First, “House Rule IX states that under most circumstances, a Member must give notice of his or her intention to raise a question of the privileges of the House. Within two legislative days of giving such notice, the Member will be recognized to offer the resolution,” as the Congressional Research Service notes. Rep. Santos has made no such notification.
Second, a new privileged motion to expel Santos already has been introduced, and the Speaker may treat it as first in line.
Third, even if Santos had informed the House of his intention before the chair of Ethics Committee gave notice, the Speaker does not have to consider them chronologically.
Fourth, so long as the House GOP can get enough of their members to show up and vote to table the motion or to vote against vacating, Santos’ effort would be thwarted.
Thus, if Santos pulled this stunt he nonetheless would be voted out before action could occur on the MTV.
Which is a relief. The House and the country do not need another Speaker deposed.

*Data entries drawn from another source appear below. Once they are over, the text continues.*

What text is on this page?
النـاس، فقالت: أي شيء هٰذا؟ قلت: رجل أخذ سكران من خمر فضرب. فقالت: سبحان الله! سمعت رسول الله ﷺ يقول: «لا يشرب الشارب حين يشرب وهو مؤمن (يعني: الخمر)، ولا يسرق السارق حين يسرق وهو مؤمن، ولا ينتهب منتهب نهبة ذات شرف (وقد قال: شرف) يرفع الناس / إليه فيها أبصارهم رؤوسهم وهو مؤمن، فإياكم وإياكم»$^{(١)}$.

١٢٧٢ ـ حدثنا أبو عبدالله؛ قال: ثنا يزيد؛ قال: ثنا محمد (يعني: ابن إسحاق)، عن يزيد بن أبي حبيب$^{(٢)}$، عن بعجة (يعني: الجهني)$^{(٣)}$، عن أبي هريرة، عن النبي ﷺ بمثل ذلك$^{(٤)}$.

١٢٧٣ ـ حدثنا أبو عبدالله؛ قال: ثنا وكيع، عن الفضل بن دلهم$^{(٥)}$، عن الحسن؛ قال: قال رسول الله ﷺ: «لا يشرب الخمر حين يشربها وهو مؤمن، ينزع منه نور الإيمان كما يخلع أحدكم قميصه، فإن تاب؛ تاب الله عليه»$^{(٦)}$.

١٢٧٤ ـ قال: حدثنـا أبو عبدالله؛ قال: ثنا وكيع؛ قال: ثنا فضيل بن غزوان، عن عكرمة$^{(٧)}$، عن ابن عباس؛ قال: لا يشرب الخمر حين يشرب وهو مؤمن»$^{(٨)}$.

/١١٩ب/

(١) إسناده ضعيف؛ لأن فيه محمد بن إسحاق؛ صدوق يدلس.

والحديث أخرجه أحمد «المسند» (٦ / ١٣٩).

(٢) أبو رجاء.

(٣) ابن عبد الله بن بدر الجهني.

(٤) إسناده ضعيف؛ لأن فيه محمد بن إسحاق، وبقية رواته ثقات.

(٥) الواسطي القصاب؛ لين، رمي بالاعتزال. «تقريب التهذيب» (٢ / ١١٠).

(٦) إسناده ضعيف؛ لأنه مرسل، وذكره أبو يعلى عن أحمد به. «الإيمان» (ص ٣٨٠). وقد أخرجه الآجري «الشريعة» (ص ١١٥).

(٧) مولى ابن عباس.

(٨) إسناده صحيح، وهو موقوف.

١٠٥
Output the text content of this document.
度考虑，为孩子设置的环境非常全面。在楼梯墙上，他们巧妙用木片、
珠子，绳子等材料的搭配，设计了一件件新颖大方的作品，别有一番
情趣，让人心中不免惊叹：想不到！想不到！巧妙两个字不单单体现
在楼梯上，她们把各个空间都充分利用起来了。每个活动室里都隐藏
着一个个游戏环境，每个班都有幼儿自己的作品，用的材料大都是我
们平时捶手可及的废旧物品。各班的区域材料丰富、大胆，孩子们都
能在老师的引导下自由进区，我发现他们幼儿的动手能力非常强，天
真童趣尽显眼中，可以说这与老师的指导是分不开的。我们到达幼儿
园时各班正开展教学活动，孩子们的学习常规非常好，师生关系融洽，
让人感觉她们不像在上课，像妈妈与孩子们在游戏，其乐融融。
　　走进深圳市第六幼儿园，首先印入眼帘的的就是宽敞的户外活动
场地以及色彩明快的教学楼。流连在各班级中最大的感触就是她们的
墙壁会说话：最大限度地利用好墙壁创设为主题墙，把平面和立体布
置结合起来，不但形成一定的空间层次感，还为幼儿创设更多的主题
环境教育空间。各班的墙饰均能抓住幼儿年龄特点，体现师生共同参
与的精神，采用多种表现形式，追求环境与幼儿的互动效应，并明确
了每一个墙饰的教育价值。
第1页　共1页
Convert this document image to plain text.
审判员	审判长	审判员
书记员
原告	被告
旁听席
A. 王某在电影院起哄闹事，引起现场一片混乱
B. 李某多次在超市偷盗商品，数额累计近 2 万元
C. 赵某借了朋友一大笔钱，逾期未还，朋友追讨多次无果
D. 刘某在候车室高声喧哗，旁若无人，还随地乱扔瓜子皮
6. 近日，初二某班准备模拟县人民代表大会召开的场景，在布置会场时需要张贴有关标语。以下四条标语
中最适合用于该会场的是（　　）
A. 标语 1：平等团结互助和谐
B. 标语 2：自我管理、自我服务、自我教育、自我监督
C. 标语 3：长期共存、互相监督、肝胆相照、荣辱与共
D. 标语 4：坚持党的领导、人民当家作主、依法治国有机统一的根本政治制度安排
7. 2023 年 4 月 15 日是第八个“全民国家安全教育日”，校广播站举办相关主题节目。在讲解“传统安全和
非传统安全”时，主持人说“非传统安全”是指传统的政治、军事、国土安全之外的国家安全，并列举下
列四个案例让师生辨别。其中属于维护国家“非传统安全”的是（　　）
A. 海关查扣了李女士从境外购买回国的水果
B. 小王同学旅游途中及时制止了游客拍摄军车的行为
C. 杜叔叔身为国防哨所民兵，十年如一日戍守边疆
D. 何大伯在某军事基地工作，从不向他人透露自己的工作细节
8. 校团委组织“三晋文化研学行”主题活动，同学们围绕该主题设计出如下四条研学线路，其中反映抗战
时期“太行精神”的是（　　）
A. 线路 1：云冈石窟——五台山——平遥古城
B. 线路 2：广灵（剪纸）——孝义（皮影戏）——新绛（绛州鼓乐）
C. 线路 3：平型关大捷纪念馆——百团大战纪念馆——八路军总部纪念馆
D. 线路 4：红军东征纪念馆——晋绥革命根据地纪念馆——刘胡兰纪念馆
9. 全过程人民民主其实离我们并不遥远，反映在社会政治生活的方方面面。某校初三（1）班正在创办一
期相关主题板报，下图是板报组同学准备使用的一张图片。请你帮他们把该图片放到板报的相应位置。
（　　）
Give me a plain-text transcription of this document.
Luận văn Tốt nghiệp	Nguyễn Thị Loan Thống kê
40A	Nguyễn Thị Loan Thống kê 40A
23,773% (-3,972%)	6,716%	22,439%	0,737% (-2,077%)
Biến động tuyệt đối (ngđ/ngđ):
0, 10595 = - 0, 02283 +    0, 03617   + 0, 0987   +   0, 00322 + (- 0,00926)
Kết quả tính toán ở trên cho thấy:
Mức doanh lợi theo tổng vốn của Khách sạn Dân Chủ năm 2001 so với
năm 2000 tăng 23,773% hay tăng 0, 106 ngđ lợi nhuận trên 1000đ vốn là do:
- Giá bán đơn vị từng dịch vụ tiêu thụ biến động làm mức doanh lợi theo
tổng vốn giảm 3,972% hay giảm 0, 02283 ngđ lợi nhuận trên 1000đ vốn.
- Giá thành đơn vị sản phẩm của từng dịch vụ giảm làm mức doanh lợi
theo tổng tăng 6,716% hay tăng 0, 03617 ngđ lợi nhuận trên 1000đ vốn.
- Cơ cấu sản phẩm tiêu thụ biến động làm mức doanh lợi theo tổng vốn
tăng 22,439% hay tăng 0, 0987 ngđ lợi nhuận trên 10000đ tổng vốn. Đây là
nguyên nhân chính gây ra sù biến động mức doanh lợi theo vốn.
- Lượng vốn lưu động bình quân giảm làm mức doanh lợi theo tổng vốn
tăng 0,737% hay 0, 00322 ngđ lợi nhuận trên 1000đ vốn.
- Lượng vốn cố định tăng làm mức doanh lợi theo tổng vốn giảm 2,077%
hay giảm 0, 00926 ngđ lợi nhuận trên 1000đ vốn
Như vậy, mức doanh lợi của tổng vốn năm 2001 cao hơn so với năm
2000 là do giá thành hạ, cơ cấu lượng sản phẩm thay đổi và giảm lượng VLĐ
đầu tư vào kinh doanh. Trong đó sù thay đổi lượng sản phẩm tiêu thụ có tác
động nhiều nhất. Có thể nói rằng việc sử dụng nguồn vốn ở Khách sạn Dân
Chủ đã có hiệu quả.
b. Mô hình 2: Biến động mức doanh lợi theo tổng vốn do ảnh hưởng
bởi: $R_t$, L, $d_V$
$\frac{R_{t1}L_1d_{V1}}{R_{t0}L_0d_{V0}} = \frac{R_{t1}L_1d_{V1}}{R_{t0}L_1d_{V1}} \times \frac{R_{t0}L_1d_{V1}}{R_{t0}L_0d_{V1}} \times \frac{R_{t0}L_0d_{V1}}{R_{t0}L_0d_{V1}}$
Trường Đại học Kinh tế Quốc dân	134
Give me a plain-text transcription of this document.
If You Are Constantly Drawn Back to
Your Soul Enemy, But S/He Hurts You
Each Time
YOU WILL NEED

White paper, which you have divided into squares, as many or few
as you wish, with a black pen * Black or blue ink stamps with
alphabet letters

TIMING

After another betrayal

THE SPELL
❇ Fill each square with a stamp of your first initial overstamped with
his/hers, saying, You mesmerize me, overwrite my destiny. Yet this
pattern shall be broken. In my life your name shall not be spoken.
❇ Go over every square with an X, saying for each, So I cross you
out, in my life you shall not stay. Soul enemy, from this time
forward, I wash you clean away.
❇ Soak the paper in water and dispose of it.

There is too much important work to do.
But the possibility that this scenario could have arisen should spur the House GOP to change the MTV rule. That any aggrieved GOP member — say someone retiring because he is sick of the dysfunction or a legislator who gets primaried — can bring down the House is a huge and needless vulnerability. The bar should be higher for a motion that disrupts the continuity of government.
Santos has said he would hold a press event after Thanksgiving. He will not be able to vacate the chair to stave off expulsion, but his farewell probably will be anything but demure.
Kevin R. Kosar (@kevinrkosar) is a senior fellow at the American Enterprise Institute. He is the co-editor of Congress Overwhelmed: Congressional Capacity and Prospects for Reform (University of Chicago Press, 2020). He hosts the Understanding Congress Podcast.